Alvarado, who has worked in the Contra Costa Community College District for 10 years, previously worked under the title of program coordinator at Diablo Valley College for athletics and health science; however, he says wore many hats at the college.
“Technically –payroll title – I was program coordinator, but it was ‘slash’ Associate Athletic Director. So that’s where most of my athletics experience comes from,” Alvarado explained.
Women’s soccer and softball have been absent from the Comets’ home soil lately. According to the Comets’ Athletics website, the last recorded teams for Women’s soccer were in the 2021-22 season and softball in the 2018-19 season. When asked about the first steps toward resurrecting these sports, Alvarado said, “It starts with hiring good coaches and getting good stability at coaches.”
In 2020, The Advocate published an article about the challenges the sports department was facing at the time regarding hiring coaches, a part of CCC history that Alvarado refers to as a “revolving door of head coaches.”
According to him, this “revolving door” is a product of the many things that schools require from their coaches, one of which is the part-time income of being a coach.
“In my experience, most of the head coaches on our campus, and across the district, are part-time faculty members,” he said.
This requires these coaches to have two jobs to cover the cost of living, which ultimately results in them leaving their part-time commitment of coaching for a more stable full-time position that secures them and their families. Since the job requires not only time in practice and games, but also prep for those events and recruiting on top of all of it, the job offers part-time pay for full-time effort.
These part-time positions are all thanks to another suspect in the case of the missing sports: funding, or the lack thereof. According to Alvarado, the lack of funding for sports results in the lack of payment for those full-time positions. This is what starts the chain reaction of many not being able to take on the challenge of part-time coaching.
The struggle of choosing between sports or a steady income is one that Alvarado says also faces the players in the sports department. While managing a schedule as well as a job, he said that students often have to “choose between a job and being an intercollegiate athlete.”
Alvarado explained that helping these students who are facing those kinds of decisions, is a step in the right direction for the department to better their athletes while simultaneously bettering their athletic teams.
“Anything we as a department can do to help out with some of those basic needs, whether it’s the food pantry or things like that,” he said, would “help students make their ends meet.”
The importance of sports is something that Alvarado claims will present itself on and off the field. Explaining that sports can teach one lessons of self-discipline, team working, and time management, Alvarado told The Advocate.
“Something as simple as showing up on time” is one of the many things he has carried with him from his background in playing sports. “I played so many sports and the kind of ‘rule of thumb’ for me was, if you’re early, you’re on time, and if you’re on time you’re late.”

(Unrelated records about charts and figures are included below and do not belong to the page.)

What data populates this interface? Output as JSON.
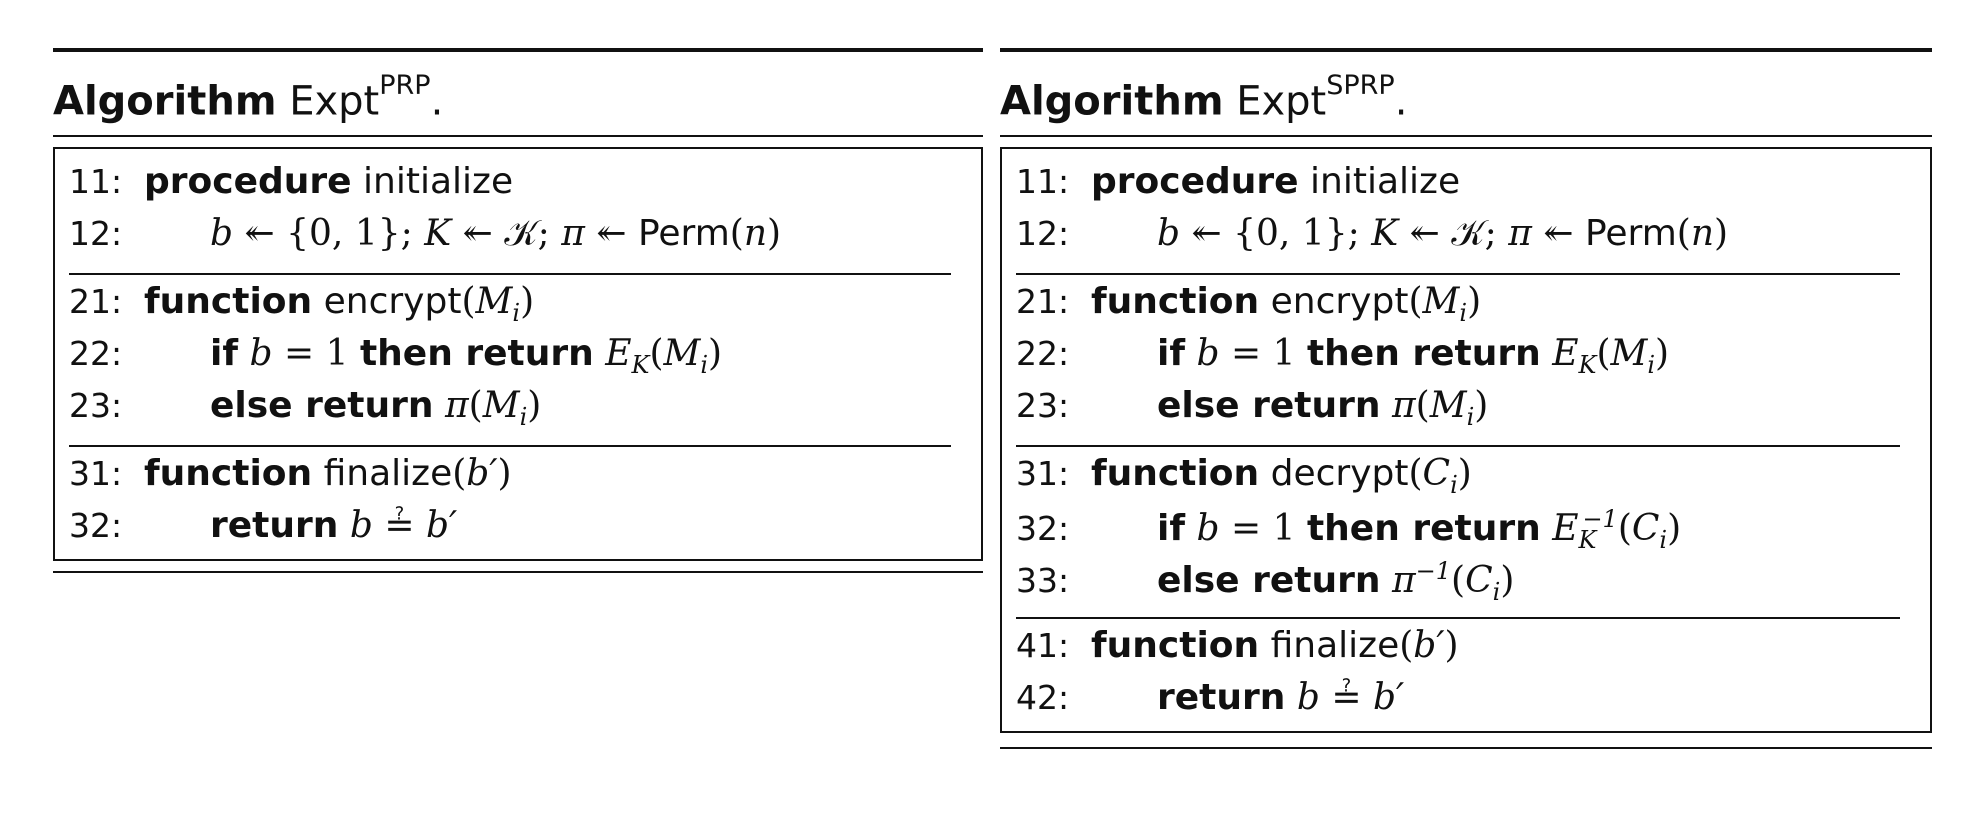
{
  "algorithms": [
    {
      "heading_keyword": "Algorithm",
      "heading_name": "Expt",
      "heading_sup": "PRP",
      "heading_period": ".",
      "sections": [
        [
          {
            "num": "11:",
            "indent": false,
            "text": "procedure initialize"
          },
          {
            "num": "12:",
            "indent": true,
            "text": "b ↞ {0,1}; K ↞ 𝒦; π ↞ Perm(n)"
          }
        ],
        [
          {
            "num": "21:",
            "indent": false,
            "text": "function encrypt(M_i)"
          },
          {
            "num": "22:",
            "indent": true,
            "text": "if b = 1 then return E_K(M_i)"
          },
          {
            "num": "23:",
            "indent": true,
            "text": "else return π(M_i)"
          }
        ],
        [
          {
            "num": "31:",
            "indent": false,
            "text": "function finalize(b′)"
          },
          {
            "num": "32:",
            "indent": true,
            "text": "return b ≟ b′"
          }
        ]
      ]
    },
    {
      "heading_keyword": "Algorithm",
      "heading_name": "Expt",
      "heading_sup": "SPRP",
      "heading_period": ".",
      "sections": [
        [
          {
            "num": "11:",
            "indent": false,
            "text": "procedure initialize"
          },
          {
            "num": "12:",
            "indent": true,
            "text": "b ↞ {0,1}; K ↞ 𝒦; π ↞ Perm(n)"
          }
        ],
        [
          {
            "num": "21:",
            "indent": false,
            "text": "function encrypt(M_i)"
          },
          {
            "num": "22:",
            "indent": true,
            "text": "if b = 1 then return E_K(M_i)"
          },
          {
            "num": "23:",
            "indent": true,
            "text": "else return π(M_i)"
          }
        ],
        [
          {
            "num": "31:",
            "indent": false,
            "text": "function decrypt(C_i)"
          },
          {
            "num": "32:",
            "indent": true,
            "text": "if b = 1 then return E_K^{-1}(C_i)"
          },
          {
            "num": "33:",
            "indent": true,
            "text": "else return π^{-1}(C_i)"
          }
        ],
        [
          {
            "num": "41:",
            "indent": false,
            "text": "function finalize(b′)"
          },
          {
            "num": "42:",
            "indent": true,
            "text": "return b ≟ b′"
          }
        ]
      ]
    }
  ]
}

This is something he uses in his everyday life whether it be in the morning showing up to the office, showing up for a meeting or a phone call. Alvarado said that out of respect for his and his colleagues’ time, he makes sure he shows up “ready to go.”
He also explained that sports and being part of a team can help students apply the team mindset to those around them, specifically at a college.
“We have our admissions departments that help process students, you have counselors that help teachers guide students to the degree they want, you have faculty members who are teaching students and learning is going on.,” he said. “You have managed operations, keeping bathrooms [clean] and making sure facilities are updated. There’s all these different pieces to the puzzle that help run a successful organization, and I feel like sports is really important in teaching and learning that.”
As for his plans for the future of the department, Alvarado said the students and their needs are at the forefront, stating he wants to make sure he is “looking out for student-athletes on a holistic level.”
He wants the focus of the department on putting the student before the athlete in the term “student-athlete” and to be certain they are doing everything necessary to matriculate students, for that is more important than the wins and the losses.
“The most rewarding part of my job in athletics has always been seeing student-athletes move on. Then, when I get to see them come back, they are in a career they like and they helped themselves and their families, a lot of times, to a better life,” he said. “Those are the things that stick with me.”
Alvarado wants to provide this outcome to all students, and create as “equitable” a program as possible, stating that it first starts with “getting female sports up and running.” Alvarado told The Advocate that the department is in the process of finalizing a candidate for the women’s soccer coach and that he would have to speak with “leadership about where we are with softball,” but that they are “trying to run softball back” as well.
With hopes and head held high, Alvarado aspires to bring a full program of sports back to the CCC campus and make sure the department responsible for it is providing everything necessary for their student-athletes to “become successful in their [lives] and the things they want to achieve.”